History Department
History Department

"Our Latest Longest War: Losing Hearts and Minds in Afghanistan" by Aaron B. O'Connell (History Faculty New Book Talk)

Tue, April 24, 2018 | GAR 4.100

3:30 PM - 4:30 PM

The History Faculty New Book Series presents:

Our Latest Longest War: Losing Hearts and Minds in Afghanistan
(University of Chicago Press, April 2017)

Edited with an Introduction and Conclusion by Aaron B. O'Connell
Associate Professor of History, University of Texas at Austin
Dr. O'Connell’s faculty profile page

The first rule of warfare is to know one’s enemy. The second is to know thyself. More than fifteen years and three quarters of a trillion dollars after the US invasion of Afghanistan, it’s clear that the United States followed neither rule well.

America’s goals in Afghanistan were lofty to begin with: dismantle al Qaeda, remove the Taliban from power, remake the country into a democracy. But not only did the mission come completely unmoored from reality, the United States wasted billions of dollars, and thousands of lives were lost. Our Latest Longest War is a chronicle of how, why, and in what ways the war in Afghanistan failed. Edited by historian and Marine lieutenant colonel Aaron B. O’Connell, the essays collected here represent nine different perspectives on the war—all from veterans of the conflict, both American and Afghan. Together, they paint a picture of a war in which problems of culture and an unbridgeable rural-urban divide derailed nearly every field of endeavor. The authors also draw troubling parallels to the Vietnam War, arguing that deep-running ideological currents in American life explain why the US government has repeatedly used armed nation-building to try to transform failing states into modern, liberal democracies. In Afghanistan, as in Vietnam, this created a dramatic mismatch of means and ends that neither money, technology, nor the force of arms could overcome.

The war in Afghanistan has been the longest in US history, and in many ways, the most confounding.  Few who fought in it think it has been worthwhile.  These are difficult topics for any American or Afghan to consider, especially those who lost friends or family in it. This sobering history—written by the very people who have been fighting the war—is impossible to ignore.
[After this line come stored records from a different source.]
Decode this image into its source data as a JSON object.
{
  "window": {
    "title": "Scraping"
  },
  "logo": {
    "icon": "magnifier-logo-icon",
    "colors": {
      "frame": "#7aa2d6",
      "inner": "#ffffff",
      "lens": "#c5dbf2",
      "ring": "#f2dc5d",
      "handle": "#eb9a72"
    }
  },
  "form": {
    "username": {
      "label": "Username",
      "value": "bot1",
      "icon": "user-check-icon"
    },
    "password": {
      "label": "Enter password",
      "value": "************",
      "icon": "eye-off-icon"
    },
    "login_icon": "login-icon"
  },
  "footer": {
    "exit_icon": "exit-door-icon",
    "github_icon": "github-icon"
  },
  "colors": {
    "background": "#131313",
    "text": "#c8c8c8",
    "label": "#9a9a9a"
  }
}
Aaron O'Connell is Associate Professor of History at the University of Texas at Austin and a Colonel in the Marine Corps Reserve. He joined  UT's faculty from the White House, where he served as Director for Defense Policy & Strategy on the National Security Council from 2016-2017. A U.S. Marine with 22 years in uniform, Aaron has previously served as a Special Advisor to the Chairman of the Joint Chiefs of Staff, as a Special Advisor to General Petraeus in Afghanistan, and as the U.S. Defense Attaché in South Sudan.  His first book, Underdogs: The Making of the Modern Marine Corps (Harvard University Press, 2014), was a cultural history of the U.S. Marine Corps after World War II. He is now at work on a history of the U.S. occupation of China from 1905-1941.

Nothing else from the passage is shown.